Enric J. Hobsbawm, Il secolo breve

La democrazia, come abbiamo ripetuto a ogni piè sospinto su queste colonne è morta. A meno che… non sia il fucile che appartiene a noi. E non stiamo parlando del fucile puntato contro Donald Trump o qualche burattino più in alto. Stiamo parlando del mirino della Storia che, inevitabilmente, punta verso il cuore pulsante del sistema:

la frammentazione.

Se c’è una cosa che gli USA ci stanno insegnando, è che la democrazia si regge sul filo del conflitto. Eh già, gli USA, la democrazia incarnata in un Stato. E osservare le dinamiche di questo paese può dirci molto più sul futuro di quello che generalmente si crede, o almeno di quanto credono quelli che la ritengono una società lontana e “inferiore” dimenticando il fatto che hanno vinto la WW2 e stabilito l’ordine mondiale…

Stiamo parlando di una nazione che ha fatto dell’apertura e del multiculturalismo la propria bandiera, con comunità etniche divise e, almeno in parte, ghettizzate o autoghettizzate.

Se guardiamo attentamente scopriamo i Latinos for Trump e i Black Maga sono molti i membri delle minoranze etniche che teoricamente dovevano essere alleati del partito democratico, che invece si schierano con il tycoon.
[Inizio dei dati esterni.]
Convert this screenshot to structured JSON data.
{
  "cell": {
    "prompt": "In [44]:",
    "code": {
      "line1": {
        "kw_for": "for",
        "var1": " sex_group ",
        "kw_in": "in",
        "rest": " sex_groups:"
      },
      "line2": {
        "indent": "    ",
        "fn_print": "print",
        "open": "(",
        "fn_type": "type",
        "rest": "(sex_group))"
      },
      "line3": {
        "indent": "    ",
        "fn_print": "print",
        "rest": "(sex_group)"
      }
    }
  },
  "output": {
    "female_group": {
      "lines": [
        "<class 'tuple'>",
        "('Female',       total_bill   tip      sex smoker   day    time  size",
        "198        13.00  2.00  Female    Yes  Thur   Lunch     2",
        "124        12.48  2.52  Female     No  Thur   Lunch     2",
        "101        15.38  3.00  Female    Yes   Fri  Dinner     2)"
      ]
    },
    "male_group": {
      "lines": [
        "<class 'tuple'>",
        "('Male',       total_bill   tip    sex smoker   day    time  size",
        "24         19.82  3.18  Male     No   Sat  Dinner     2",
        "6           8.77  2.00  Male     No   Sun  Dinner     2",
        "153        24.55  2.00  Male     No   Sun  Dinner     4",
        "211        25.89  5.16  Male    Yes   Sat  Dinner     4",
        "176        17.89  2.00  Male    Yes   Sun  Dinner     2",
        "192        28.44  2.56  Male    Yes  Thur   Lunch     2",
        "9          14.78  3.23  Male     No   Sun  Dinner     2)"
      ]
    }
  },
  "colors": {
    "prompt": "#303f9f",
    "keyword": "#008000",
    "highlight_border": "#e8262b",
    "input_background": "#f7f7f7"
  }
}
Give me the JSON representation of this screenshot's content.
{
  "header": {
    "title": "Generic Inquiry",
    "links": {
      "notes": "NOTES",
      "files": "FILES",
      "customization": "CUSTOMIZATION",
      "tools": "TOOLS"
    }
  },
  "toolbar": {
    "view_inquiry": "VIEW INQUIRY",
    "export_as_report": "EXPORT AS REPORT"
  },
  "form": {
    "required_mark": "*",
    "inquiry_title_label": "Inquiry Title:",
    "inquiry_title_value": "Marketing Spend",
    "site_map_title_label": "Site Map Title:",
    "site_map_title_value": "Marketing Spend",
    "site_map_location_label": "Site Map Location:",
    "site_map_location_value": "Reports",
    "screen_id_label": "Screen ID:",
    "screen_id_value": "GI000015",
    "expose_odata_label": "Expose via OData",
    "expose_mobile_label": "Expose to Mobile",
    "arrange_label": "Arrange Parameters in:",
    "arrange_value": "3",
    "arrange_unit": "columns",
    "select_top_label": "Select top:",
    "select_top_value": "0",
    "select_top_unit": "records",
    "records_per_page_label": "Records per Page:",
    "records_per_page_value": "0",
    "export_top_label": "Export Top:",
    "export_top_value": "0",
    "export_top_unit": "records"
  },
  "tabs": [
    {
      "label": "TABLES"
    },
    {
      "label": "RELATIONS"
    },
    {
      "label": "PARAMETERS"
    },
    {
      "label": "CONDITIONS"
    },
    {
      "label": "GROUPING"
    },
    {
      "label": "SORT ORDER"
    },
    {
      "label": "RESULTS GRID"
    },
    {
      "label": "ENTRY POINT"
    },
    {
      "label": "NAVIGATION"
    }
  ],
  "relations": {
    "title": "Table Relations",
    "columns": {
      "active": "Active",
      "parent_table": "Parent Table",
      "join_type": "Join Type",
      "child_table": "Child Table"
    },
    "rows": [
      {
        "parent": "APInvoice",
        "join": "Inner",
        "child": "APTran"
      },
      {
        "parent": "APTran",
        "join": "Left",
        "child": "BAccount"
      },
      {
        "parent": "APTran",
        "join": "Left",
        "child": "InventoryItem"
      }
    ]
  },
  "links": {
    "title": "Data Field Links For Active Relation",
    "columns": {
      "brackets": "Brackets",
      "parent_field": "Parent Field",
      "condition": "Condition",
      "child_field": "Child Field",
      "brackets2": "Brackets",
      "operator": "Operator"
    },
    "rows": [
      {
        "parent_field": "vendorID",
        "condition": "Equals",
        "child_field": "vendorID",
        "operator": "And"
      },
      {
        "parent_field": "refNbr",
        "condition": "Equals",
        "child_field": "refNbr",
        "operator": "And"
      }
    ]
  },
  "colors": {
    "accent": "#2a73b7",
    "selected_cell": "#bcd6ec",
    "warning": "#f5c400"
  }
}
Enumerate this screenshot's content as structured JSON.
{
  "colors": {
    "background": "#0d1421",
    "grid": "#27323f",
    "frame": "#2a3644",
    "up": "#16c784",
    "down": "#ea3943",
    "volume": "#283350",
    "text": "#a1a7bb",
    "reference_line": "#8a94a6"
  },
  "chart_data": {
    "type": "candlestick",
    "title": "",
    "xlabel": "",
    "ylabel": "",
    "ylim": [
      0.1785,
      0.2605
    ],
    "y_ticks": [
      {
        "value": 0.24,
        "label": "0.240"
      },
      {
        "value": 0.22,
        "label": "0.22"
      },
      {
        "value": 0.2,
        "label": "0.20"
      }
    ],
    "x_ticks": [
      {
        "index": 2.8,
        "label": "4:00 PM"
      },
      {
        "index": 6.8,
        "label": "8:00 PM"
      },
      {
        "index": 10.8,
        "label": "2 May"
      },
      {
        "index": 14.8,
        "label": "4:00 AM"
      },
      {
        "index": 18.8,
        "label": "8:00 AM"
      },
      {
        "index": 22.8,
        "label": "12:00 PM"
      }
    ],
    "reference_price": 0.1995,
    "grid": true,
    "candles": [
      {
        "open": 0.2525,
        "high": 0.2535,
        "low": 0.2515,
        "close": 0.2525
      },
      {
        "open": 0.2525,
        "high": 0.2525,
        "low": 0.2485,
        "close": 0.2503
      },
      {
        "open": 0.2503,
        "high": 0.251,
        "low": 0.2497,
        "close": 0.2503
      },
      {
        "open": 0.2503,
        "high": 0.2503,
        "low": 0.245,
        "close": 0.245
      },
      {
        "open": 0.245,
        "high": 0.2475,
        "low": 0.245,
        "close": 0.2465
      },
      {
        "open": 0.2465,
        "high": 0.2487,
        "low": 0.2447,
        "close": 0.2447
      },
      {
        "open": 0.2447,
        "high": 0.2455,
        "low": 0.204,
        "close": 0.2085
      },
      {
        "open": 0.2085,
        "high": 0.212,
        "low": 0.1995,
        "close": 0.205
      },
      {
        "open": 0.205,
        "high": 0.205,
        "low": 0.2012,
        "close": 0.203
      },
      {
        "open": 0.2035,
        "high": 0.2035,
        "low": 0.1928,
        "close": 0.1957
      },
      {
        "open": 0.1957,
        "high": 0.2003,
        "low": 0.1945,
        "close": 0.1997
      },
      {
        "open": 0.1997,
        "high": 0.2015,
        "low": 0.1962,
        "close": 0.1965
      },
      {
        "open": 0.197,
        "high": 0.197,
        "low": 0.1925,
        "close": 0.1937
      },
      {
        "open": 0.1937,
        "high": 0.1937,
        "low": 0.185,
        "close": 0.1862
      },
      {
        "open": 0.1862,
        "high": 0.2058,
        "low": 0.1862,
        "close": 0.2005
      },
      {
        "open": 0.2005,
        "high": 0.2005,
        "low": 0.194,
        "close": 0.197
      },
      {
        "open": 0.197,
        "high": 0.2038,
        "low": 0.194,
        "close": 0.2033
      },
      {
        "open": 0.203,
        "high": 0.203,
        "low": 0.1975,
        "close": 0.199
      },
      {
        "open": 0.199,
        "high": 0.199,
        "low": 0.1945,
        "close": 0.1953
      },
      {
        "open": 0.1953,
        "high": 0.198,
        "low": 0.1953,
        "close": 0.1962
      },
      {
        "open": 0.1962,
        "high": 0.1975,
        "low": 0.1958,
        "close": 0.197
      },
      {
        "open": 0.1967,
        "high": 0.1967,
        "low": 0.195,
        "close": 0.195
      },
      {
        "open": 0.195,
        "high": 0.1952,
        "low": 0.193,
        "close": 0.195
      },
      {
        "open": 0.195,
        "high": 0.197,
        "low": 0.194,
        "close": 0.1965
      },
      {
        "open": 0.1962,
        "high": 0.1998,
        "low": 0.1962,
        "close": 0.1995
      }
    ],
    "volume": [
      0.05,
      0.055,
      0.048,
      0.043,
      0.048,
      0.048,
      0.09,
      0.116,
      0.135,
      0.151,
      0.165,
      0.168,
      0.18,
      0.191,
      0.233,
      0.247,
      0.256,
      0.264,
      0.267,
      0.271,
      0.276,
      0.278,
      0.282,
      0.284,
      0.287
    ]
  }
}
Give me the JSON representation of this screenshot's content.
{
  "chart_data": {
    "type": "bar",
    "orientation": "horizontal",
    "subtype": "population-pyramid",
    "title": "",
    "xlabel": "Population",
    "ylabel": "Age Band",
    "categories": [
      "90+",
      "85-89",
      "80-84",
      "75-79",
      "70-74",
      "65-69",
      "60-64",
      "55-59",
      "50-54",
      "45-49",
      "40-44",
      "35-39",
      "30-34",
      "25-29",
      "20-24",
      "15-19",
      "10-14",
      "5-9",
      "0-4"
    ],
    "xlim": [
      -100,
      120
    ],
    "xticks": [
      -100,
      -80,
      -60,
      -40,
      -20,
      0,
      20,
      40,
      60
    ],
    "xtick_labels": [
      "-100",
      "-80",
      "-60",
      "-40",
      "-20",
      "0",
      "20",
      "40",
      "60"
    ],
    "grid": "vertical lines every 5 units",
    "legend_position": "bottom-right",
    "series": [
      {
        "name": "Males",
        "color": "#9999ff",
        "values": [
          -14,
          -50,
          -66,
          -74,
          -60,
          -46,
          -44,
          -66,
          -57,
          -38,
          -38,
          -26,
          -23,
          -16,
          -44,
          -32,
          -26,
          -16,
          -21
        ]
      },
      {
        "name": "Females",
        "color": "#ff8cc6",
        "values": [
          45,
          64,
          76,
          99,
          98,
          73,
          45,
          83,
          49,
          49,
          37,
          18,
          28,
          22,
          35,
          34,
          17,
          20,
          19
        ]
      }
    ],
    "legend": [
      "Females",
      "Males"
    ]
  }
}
Spesso si che le ideologie siano finite, ma poi tutti a turarsi il naso alle urne, speriamo che questa volta siano finite veramente, perché l’ideologia, l’ideology politics (una politica che si basa sulle idee, sugli ideali, tipica del secondo dopoguerra) sta veramente crollando. Non si tratta più di scegliere chi rappresenta meglio la tua visione del mondo. Ma capire chi ti somiglia di più, chi ti fa dire:

L’identità ha preso il sopravvento su tutto il resto, ma questo non è un male, anzi l'identity politics salverà la democrazia.

La cultura woke ha reso l’identità merce da consumare. L’identity è un semplice adesivo da applicare su qualsiasi prodotto sociale progressista. Il concetto stesso di identity politics, dunque, comunemente si applica a quelle battaglie per i diritti civili che gruppi aggregati da una caratteristica etnica o di orientamento sessuale, rivendicano contro un sistema che “li opprime” o banalmente non riconosce loro questo o quel presunto “diritto”. 

C’è una superficialità nell’identity politics così intesa. Oltre alle problematiche che derivano dall’assunzione di un sistema di valori universali moraleggianti che pretendono di ridefinire lo spazio politico (di cui abbiamo parlato nel secondo volume di Proiettili), la questione dell’identità metterebbe  in crisi la base stessa del regime democratico attualmente vigente. Infatti, abbiamo assistito alla completa memificazione della politica, e come tale è il riconoscimento, la reletabilità, l’identificazione totale a decidere le sorti di questa. La democrazia liberale è stata programmata affinché funzioni quando la base dei cittadini, il template, non cambi, sia il più possibile omogenea. È raro che questo succeda e, anzi, come nei meme dopo una prima fase di uniformità assistiamo all'esplosione della creatività, delle diversità, lo stesso si può dire delle identità (percepite e non) che portano al collasso del sistema come lo si conosce. Pensate ai rage comics, non esistono più, ci sono i wojak, faccioni bianchi con una possibilità elevatissima di personalizzazione, proporzionale alla reletabilità. È la divisione delle base a rendere farraginosi i sistemi elettorali, perché non si sono aggiornati, è questa impedire di trovare una stabilità ai governi. Identità diverse voteranno partiti diversi, a seconda della percezione e delle caratteristiche di ognuno, e si arriverà necessariamente ad un livello di scontro, più o meno elevato. Ma la frammentazione delle identità non uccide la democrazia in sé: la ricostruisce a immagine e somiglianza delle lotte di potere.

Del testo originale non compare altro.